La nacionalización del jazz en Estados Unidos fue extraordinariamente rápida debido al espíritu de aventura y la ambición de gentes como Bechet, que impresionaba por su destreza y novedad a quien quisiera escucharlo. Lo suyo era el sax soprano que tocaba con la fuerza de la trompeta de Armstrong y dejaba boquiabiertos tanto a músicos comunes como a maestros clásicos.

¿Lo ven? Tenemos aquí, en Chicago, al jazz hecho y derecho con sus dos elementos críticos presentes: la improvisación y la tímbrica única del sax protagonista. En sus “Testamentos traicionados” Milan Kundera anota: “…cuando llega el momento de su solo (que siempre es improvisado en parte, es decir, que siempre aporta una sorpresa) el músico se adelanta y mientras más virtuoso es, más sentido adquiere su centralidad en el conjunto”.

Sobre esa base sobrevino la estirpe de los grandes maestros que sucedieron a Bechet: Hawkins, Lester Young, Gillespie, Charlie Parker, Sony Rollins y por supuesto John Coltrane, Ornette Coleman y Archi Sheep. La misma senda es explorada por Miles Davis con trompeta, Mingus con el bajo y con el piano Evans o Thelonius Monk.
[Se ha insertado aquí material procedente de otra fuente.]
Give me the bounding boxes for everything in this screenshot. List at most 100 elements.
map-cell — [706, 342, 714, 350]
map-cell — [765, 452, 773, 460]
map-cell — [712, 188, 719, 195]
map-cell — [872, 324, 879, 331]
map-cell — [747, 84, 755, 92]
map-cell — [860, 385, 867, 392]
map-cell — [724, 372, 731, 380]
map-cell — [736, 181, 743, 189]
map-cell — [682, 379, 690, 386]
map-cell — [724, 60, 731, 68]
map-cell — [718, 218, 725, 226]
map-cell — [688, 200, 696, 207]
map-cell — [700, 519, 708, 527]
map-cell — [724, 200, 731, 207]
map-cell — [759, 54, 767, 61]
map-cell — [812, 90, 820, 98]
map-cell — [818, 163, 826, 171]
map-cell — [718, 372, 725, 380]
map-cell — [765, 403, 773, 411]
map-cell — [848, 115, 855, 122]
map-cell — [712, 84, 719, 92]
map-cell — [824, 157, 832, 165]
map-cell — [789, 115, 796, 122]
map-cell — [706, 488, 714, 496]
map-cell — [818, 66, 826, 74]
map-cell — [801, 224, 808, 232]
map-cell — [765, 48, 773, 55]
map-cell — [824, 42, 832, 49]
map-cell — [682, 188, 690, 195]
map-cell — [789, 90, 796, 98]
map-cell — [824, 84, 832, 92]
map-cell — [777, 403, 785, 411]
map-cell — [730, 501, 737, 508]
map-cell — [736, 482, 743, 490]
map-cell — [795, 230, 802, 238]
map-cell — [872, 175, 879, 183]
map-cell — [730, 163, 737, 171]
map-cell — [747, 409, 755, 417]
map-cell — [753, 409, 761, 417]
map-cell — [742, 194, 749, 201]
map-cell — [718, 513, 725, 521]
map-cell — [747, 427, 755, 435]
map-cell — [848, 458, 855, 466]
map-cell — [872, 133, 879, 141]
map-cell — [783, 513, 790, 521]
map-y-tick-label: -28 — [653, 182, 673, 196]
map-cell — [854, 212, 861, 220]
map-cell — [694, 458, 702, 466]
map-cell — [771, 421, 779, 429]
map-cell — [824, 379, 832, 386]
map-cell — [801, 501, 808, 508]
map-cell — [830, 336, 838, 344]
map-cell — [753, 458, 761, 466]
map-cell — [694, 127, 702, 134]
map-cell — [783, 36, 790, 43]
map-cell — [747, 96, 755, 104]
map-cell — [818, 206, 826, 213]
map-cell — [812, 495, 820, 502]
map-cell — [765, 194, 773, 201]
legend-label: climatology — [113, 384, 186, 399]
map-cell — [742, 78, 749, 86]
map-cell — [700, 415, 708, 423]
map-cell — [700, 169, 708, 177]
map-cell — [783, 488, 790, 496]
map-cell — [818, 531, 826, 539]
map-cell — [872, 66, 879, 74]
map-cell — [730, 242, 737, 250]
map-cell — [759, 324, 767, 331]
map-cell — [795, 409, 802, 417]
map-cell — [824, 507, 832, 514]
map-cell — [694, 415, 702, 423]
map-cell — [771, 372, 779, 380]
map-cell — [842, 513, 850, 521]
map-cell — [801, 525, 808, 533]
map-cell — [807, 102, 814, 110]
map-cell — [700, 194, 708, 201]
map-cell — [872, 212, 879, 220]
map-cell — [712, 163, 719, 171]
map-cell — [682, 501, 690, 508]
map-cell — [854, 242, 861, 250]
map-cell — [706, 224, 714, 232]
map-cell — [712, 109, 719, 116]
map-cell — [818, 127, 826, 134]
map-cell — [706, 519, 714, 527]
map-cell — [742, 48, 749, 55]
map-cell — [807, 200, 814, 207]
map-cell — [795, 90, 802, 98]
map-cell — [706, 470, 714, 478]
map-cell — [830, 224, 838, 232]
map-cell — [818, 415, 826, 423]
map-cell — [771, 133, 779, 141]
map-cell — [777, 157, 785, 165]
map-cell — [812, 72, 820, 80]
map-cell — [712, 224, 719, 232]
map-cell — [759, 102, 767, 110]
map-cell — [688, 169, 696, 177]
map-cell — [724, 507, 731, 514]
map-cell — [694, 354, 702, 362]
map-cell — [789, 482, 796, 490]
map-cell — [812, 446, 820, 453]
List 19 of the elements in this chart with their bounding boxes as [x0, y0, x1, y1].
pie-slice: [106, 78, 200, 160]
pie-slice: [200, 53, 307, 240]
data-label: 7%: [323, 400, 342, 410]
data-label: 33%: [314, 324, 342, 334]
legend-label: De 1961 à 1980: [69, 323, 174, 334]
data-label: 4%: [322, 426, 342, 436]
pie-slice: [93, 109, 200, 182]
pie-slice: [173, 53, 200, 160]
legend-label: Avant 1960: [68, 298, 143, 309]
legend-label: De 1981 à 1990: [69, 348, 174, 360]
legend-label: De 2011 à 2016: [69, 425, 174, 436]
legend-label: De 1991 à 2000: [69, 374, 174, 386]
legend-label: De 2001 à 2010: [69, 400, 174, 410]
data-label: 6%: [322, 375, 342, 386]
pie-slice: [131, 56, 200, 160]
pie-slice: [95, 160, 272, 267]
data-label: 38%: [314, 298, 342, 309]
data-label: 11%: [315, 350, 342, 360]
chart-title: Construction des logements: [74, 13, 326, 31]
Pero el saxofón también se volvió un símbolo político. Al escuchar aquello, la iglesia católica ratificó su censura dada la “instigación erótica” a la que conducía.

El jazz, bandas y gentes como Bechet viajaron a la Unión Soviética donde fueron bien recibidos, hasta que Stalin comprendió el “carácter individualista” de aquella música y en especial “los sonidos chirriantes y sin melodía” del saxofón. Muy pocos, entre ellos Shostakovich se atrevieron a incorporarlo en sus composiciones. No importó, el lo puso en el centro de un par de sus valses. Al terminar la segunda guerra mundial las partituras se perdieron (quizás fueron censuradas) y la aversión se extendió: “Hoy toca jazz, mañana traicionará a su país”, propagaban los comisarios culturales de entonces.

El caso es que para nacer, el jazz necesitaba un instrumento con “la fuerza expresiva de la trompeta y la agilidad del clarinete” (Berendt). Y lo descubrió, hace unos cien años, en el saxofón de Sidney Bechet.

Felices fiestas y les deseo, un mejor año nuevo

(Fuentes: Berendt Joachim. El Jazz, FCE. Fordham, John. Jazz, Diana. Hobsbawm, Eric. Gente poco corriente. Crítica).